Greater investment is required in the renewable generation, smart distribution, innovative storage systems and action to cut consumption. This is not simply a question of more money: the renewable systems from the turbine to the plug socket needs to be more innovative and inclusive.
Although the EU Green Deal was lauded, we need a climate investment mechanism that can be extended to cover all major sources of carbon.
The bullet points
- COP 26 in Glasgow marks T-9. Unless urgent global and substantial commitment and action to halve carbon emissions by 2030 is undertaken, changes at a geological scale could be triggered.
- We must establish legally binding commitments for climate action.
- Legally binding commitments would need to be monitored and enforced.
- Relevant legally binding instruments for climate action need to be promulgated to deliver genuine change on the ground for communities around the world.
- New institutional architecture and innovative finance instruments to support climate mitigation, adaptation and resilience measures need to be formed.
- Developing an international framework for carbon price and carbon border tax are imperative.
- The EU is leading on carbon pricing and border adjustments and needs international support.
- One potential pathway in Glasgow is for a coalition of the willing taking the lead by signing a new ambitious pact, with mechanisms to assist those who are supportive but lack the resources to sign onto new ambitious commitments.
- Focusing on actors that are responsible for the highest impact is just as important as giving a platform to the smallest, most vulnerable, and/or marginalised voices.
- New and more effective principles of development cooperation and sustainable financing for developing countries should be formulated.
- More advanced countries should assist less-developed ones in climate mitigation, adaptation, and resilience strategies.
- These should include accelerated clean technology transfer.
- The development of affordable and scalable technologies is imperative.
- Accelerating the “Just Energy Transition” is pivotal to meeting the 2030 target.

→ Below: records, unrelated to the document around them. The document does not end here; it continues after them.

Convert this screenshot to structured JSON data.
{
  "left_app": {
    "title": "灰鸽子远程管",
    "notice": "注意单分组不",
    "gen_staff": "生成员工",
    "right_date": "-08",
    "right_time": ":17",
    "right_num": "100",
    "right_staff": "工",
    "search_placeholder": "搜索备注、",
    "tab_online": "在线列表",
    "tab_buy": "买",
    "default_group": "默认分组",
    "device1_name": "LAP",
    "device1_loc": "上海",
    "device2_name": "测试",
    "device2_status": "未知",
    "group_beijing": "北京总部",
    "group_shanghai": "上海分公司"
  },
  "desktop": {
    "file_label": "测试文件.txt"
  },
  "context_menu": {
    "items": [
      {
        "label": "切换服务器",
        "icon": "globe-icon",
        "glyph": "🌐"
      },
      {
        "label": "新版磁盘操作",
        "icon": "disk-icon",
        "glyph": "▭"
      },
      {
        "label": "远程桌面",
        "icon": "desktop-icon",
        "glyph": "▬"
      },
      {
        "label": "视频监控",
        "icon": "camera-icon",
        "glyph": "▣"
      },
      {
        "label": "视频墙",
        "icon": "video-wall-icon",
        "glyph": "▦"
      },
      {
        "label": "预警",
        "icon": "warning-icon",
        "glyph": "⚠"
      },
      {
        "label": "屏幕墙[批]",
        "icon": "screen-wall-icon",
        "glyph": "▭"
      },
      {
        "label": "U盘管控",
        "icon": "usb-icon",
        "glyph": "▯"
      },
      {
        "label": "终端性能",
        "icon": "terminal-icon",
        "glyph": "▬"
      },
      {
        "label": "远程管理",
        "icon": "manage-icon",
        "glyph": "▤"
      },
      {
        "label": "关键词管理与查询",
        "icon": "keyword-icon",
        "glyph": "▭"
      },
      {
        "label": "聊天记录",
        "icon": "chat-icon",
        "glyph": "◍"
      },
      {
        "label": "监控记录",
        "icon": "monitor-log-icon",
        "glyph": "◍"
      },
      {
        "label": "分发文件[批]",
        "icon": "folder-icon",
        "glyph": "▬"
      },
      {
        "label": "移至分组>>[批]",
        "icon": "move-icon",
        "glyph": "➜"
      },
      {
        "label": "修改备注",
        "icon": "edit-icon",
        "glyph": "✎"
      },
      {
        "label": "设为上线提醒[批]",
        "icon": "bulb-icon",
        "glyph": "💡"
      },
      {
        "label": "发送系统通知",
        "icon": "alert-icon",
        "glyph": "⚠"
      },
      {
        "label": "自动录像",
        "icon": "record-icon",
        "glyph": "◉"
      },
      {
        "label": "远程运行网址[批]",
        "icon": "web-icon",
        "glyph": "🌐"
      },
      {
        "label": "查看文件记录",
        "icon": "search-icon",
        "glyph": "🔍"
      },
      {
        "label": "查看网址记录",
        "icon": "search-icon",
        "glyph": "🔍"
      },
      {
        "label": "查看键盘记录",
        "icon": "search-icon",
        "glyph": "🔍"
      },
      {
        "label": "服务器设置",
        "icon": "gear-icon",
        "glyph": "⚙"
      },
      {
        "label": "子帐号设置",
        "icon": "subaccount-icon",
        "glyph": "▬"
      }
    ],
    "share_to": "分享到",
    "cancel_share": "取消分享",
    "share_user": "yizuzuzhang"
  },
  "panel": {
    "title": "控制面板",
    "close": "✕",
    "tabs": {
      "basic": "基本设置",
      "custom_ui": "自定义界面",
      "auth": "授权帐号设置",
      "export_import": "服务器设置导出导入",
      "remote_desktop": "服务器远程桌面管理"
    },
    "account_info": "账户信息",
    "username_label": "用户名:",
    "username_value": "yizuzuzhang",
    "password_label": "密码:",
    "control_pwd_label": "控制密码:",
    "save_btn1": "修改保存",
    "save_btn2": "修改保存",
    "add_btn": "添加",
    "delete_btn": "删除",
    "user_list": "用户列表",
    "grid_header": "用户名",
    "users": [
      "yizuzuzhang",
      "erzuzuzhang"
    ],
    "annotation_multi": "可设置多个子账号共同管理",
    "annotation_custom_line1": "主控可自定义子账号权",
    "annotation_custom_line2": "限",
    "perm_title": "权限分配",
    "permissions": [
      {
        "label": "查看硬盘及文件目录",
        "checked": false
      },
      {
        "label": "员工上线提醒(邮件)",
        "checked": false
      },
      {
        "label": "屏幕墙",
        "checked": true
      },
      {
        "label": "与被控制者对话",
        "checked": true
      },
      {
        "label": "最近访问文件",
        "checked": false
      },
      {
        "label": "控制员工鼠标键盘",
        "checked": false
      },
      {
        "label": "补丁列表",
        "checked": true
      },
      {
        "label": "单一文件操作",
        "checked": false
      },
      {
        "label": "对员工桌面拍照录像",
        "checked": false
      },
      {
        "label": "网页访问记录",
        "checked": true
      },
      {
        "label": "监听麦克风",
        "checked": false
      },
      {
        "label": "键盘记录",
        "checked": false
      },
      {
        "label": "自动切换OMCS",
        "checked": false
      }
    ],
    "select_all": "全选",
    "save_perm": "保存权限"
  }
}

- State and non-state actors in the coal and oil industries should be included in the transition and should be encouraged to reinvest their fossil fuel wealth in clean energy ventures.
- Climate change requires international consensus building as a cornerstone for global climate action.
- International cooperation for climate mitigation, adaptation and resilience faces complex challenges that need greater diversity, equity, inclusion and justice in consensus building.
- Partisan and binary perspectives in climate discourse may be a hindrance for climate action (exclusion of oil producing countries, overlooking small or developing countries, hinging climate decisions on political party or religious persuasions, and so on).
- Oil producing countries should take cognizance of T-9 and take action towards halting production.
- Carbon circular economies should be part and parcel of global climate action.